THROUGH HISTORICAL REFERENCES, DIOR’S SS24 MENSWEAR SHOW VISUALIZED THE FUTURE. HERE’S HOW

Photo Courtesy of Dior

 
 

27 jun 2023, for frame

Location

École-Militaire, Paris, France

Production

Villa Eugénie

Brand

Dior

Referencing posthumanist ideas, the futuristic setting of Kim Jones' SS24 menswear show for Dior created a dialogue between human history and a technological future in the fashion industry.

Key features

Dior's SS24 menswear show marked creative director Kim Jones' fifth year with the luxury fashion house. The show took place at the historic École Militaire Paris, encased in a sleek, monochromatic ‘black box'. The minimalist façade was adorned with the white Dior logo, which stood out boldly against the uniform grey setting. The understated exterior design set the tone for the carefully curated interior, which drew on Jones' signature grey aesthetic. The aluminium checkered floor offered a visually striking foundation, while the tribunes extended the colour scheme upwards. Overhead, an illuminated white ceiling infused the space with a feeling of modernity and haute couture.

As the show began, the surrounding environment was transformed. Boards shifted, lifting to reveal human models concealed beneath the floor. Upon their emergence, a thin strip of LED lights traced the edges of the models’ platforms, giving the impression that they were hovering above the ground.

FRAME’s take 

A subtle posthumanist narrative was woven into the show. The seamless fusion of the models with their mechanical surroundings underscored the growing interplay between people and technology. The illusion of levitation was more than just a visually appealing effect. Through such calculated nuances, the show represented a future where the line between humans and technology is further blurred.

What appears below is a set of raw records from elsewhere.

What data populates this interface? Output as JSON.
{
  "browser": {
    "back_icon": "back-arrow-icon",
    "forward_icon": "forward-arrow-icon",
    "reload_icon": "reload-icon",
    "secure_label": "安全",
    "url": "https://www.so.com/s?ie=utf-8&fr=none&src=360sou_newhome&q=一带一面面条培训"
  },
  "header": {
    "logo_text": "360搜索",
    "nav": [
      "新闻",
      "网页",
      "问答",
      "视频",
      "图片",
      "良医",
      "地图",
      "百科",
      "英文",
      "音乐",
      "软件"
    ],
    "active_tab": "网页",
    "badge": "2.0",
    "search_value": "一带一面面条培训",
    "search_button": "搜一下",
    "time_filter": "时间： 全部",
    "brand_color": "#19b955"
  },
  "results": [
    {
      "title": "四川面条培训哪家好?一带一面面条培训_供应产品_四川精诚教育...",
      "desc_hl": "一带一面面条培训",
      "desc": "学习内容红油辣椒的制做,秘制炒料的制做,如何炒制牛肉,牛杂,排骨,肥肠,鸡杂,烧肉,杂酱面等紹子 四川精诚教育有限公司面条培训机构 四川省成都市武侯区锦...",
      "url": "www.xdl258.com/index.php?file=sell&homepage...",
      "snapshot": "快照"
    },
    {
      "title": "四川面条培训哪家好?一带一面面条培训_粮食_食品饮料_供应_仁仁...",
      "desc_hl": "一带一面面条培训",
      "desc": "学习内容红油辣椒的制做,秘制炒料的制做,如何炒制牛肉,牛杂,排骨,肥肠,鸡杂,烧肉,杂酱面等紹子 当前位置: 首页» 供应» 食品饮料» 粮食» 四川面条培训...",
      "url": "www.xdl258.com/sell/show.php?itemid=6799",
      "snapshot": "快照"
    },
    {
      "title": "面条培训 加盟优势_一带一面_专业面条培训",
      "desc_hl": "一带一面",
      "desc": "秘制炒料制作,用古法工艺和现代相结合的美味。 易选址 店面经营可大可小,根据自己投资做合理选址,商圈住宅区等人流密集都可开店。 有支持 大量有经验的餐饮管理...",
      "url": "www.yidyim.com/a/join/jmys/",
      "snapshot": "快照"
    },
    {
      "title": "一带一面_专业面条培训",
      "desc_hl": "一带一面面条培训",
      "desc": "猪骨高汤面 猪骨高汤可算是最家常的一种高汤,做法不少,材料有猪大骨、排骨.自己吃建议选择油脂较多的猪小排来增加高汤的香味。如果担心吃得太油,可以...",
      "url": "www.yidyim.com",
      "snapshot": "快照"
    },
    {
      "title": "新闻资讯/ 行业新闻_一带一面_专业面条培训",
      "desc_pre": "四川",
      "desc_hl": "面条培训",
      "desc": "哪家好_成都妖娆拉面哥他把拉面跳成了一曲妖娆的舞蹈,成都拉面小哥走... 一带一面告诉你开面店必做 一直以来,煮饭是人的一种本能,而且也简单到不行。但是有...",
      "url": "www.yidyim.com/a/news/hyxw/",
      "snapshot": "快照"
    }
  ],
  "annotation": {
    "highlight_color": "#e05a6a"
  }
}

This was achieved by referencing some of high fashion’s most groundbreaking shows, like Jean Paul Gaultier, who employed circular platforms in his SS1990 collection and Alexander McQueen who explored posthumanism by reimagining this idea with mannequins instead of live models for the 1999 Givenchy haute couture show. The SS24 set reaffirms that knowledge of fashion history remains a powerful tool, especially in a world dominated by the hyper-fast pace of social media. By borrowing and reinterpreting ideological and architectural elements from past eras, designers like Kim Jones can create fashion experiences that resonate with audiences and blend the novel with the familiar.